From day one, Juniper has been silicon-agnostic, and this commitment gives our customers different options for spine, leaf and data center interconnect optimizing for various factors such as power efficiency and scale. We offer a broad portfolio of systems based on third-party and in-house designed silicon that are powering the largest networks on the planet, while also providing customers at varying stages of their AI journey the flexibility to meet their needs and constraints.
2. Open Infrastructure
Performance matters, which is why everyone invests in it. But then… economics takes over. And economics is driven by competition, and competition is driven by openness. We’ve seen this play out in our industry before. And if I am a betting man, I am betting that Ethernet wins. Again. An open platform maximizes innovation. It’s not that proprietary technologies don’t have their roles to play, but seldom does a single purveyor of technology out-innovate the rest of the market. And it simply never happens in environments where there is so much at stake. Juniper firmly supports the Ethernet standard and its powerful vendor ecosystem, including the new Ultra Ethernet Consortium, which drives down costs, spurs innovation and ultimately overtakes proprietary approaches like InfiniBand.
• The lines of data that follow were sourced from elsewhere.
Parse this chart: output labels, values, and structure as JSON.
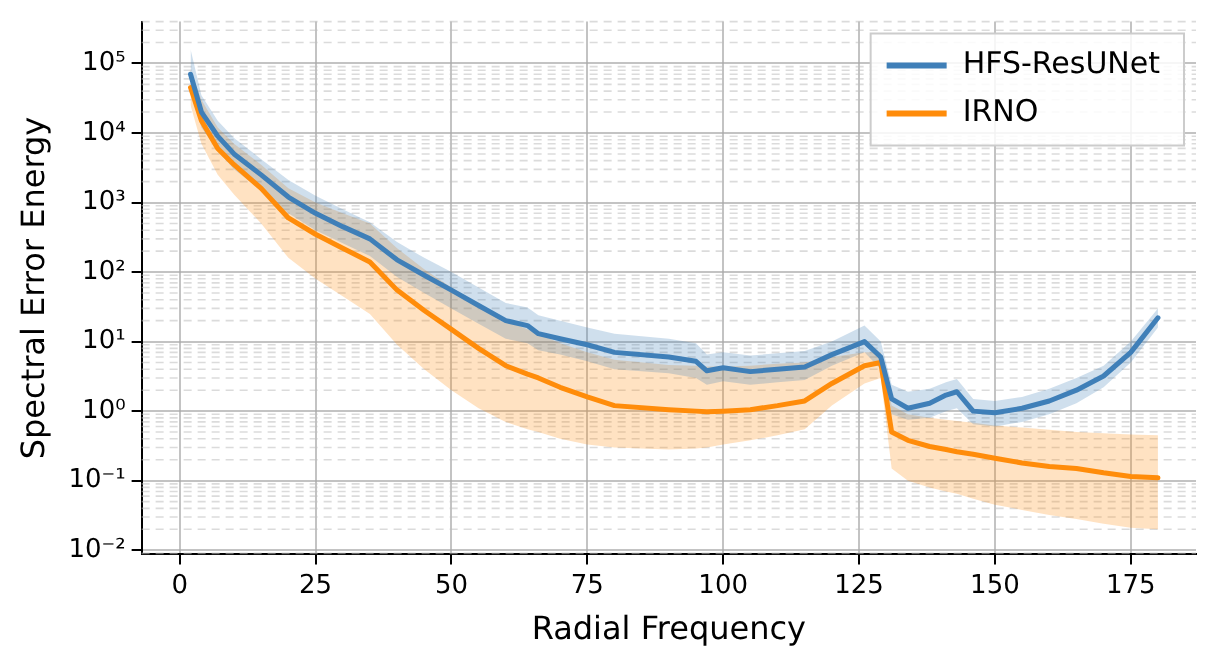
{
  "chart_data": {
    "type": "line",
    "xlabel": "Radial Frequency",
    "ylabel": "Spectral Error Energy",
    "x": [
      2,
      4,
      7,
      10,
      15,
      20,
      25,
      30,
      35,
      40,
      45,
      50,
      55,
      60,
      64,
      66,
      70,
      75,
      80,
      90,
      95,
      97,
      100,
      105,
      110,
      115,
      120,
      126,
      129,
      131,
      134,
      138,
      141,
      143,
      146,
      150,
      155,
      160,
      165,
      170,
      175,
      180
    ],
    "series": [
      {
        "name": "HFS-ResUNet",
        "color": "#3f7fb8",
        "values": [
          70000,
          20000,
          9000,
          5000,
          2500,
          1200,
          700,
          450,
          300,
          150,
          90,
          55,
          33,
          20,
          17,
          13,
          11,
          9,
          7,
          6,
          5.2,
          3.8,
          4.2,
          3.7,
          4,
          4.3,
          6.5,
          10,
          6,
          1.5,
          1.1,
          1.3,
          1.7,
          1.9,
          1.0,
          0.95,
          1.1,
          1.4,
          2,
          3.2,
          7,
          22
        ],
        "lower": [
          40000,
          12000,
          5500,
          3000,
          1500,
          700,
          400,
          260,
          170,
          85,
          50,
          30,
          18,
          11,
          9.5,
          7.5,
          6.5,
          5.2,
          4,
          3.5,
          3,
          2.4,
          2.7,
          2.4,
          2.6,
          2.8,
          4.5,
          7,
          4,
          0.9,
          0.75,
          0.8,
          1.0,
          1.1,
          0.65,
          0.6,
          0.7,
          0.9,
          1.3,
          2.2,
          5,
          16
        ],
        "upper": [
          160000,
          35000,
          15000,
          8500,
          4200,
          2100,
          1250,
          800,
          520,
          270,
          160,
          100,
          60,
          36,
          31,
          24,
          20,
          16,
          13,
          11,
          9.5,
          6.5,
          7,
          6.3,
          6.8,
          7.3,
          10,
          17,
          10,
          2.4,
          1.9,
          2.1,
          2.6,
          2.9,
          1.5,
          1.4,
          1.6,
          2.1,
          3,
          4.5,
          10,
          30
        ]
      },
      {
        "name": "IRNO",
        "color": "#ff8c0a",
        "values": [
          45000,
          15000,
          6000,
          3500,
          1600,
          600,
          350,
          220,
          140,
          55,
          28,
          15,
          8,
          4.5,
          3.4,
          3,
          2.2,
          1.6,
          1.2,
          1.05,
          1.0,
          0.98,
          1.0,
          1.05,
          1.2,
          1.4,
          2.5,
          4.5,
          5,
          0.5,
          0.38,
          0.31,
          0.28,
          0.26,
          0.24,
          0.21,
          0.18,
          0.16,
          0.15,
          0.13,
          0.115,
          0.11
        ],
        "lower": [
          25000,
          7000,
          2500,
          1300,
          500,
          160,
          80,
          45,
          25,
          9,
          4,
          2,
          1.1,
          0.7,
          0.55,
          0.5,
          0.4,
          0.33,
          0.3,
          0.28,
          0.29,
          0.3,
          0.33,
          0.38,
          0.45,
          0.55,
          1.2,
          2.5,
          3,
          0.15,
          0.1,
          0.08,
          0.07,
          0.065,
          0.055,
          0.045,
          0.038,
          0.032,
          0.028,
          0.024,
          0.021,
          0.02
        ],
        "upper": [
          80000,
          30000,
          12000,
          7000,
          3500,
          1600,
          1000,
          700,
          500,
          220,
          110,
          60,
          35,
          20,
          15,
          13,
          9.5,
          7,
          5.5,
          4.6,
          4.5,
          4.4,
          4.4,
          4.5,
          4.8,
          5,
          6,
          7,
          7,
          1.2,
          0.9,
          0.8,
          0.75,
          0.72,
          0.68,
          0.62,
          0.58,
          0.54,
          0.5,
          0.48,
          0.46,
          0.45
        ]
      }
    ],
    "xlim": [
      -7,
      187
    ],
    "xticks": [
      0,
      25,
      50,
      75,
      100,
      125,
      150,
      175
    ],
    "ylim": [
      0.0087,
      400000
    ],
    "log": true,
    "yticks": [
      {
        "value": 0.01,
        "label": "10⁻²"
      },
      {
        "value": 0.1,
        "label": "10⁻¹"
      },
      {
        "value": 1,
        "label": "10⁰"
      },
      {
        "value": 10,
        "label": "10¹"
      },
      {
        "value": 100,
        "label": "10²"
      },
      {
        "value": 1000,
        "label": "10³"
      },
      {
        "value": 10000,
        "label": "10⁴"
      },
      {
        "value": 100000,
        "label": "10⁵"
      }
    ],
    "grid": true,
    "legend": "top right",
    "marker": "none",
    "line_style": "solid"
  }
}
Along with the rest of the vast Ethernet ecosystem, Juniper continues to innovate networking technologies that speed data transfer, provide lossless transmission and enhance congestion control – critical aspects to powering the AI revolution.
3. Experience-first Operations
Data center networks are becoming increasingly complex and new protocols must be added to the fabric to meet AI workload performance demands. While complexity will continue to go up, intent-based automation shields the network operator from that complexity. Juniper approaches the data center with a multivendor and operations-first mentality. We are adding extensions for AI clusters to Junos and our Apstra data center fabric management and automation solution. And by the way, Apstra is the industry’s only multivendor platform of its kind. Because what good is open if you’re locked in operationally after the first purchase?
AI is here and there’s no going back.
Juniper has already proven the impact that AI has in simplifying the management of wired, wireless and wide area networks to dramatically improve end-user experiences as well as the lives of network operators. But the pressure that machine learning and large-language models have put on networks will require us to keep innovating and solving new challenges.
And yes, these challenges are nothing short of extremely difficult. But solving the hardest problems around the globe is what has always driven us at Juniper. We are driven by a purpose to power connections and empower change, in whatever form that may take. We’re bringing to bear our legacy of high performance and our obsession with experience-first operations.
I’m confident Juniper’s approach to data center networking will allow a new era of AI to flourish.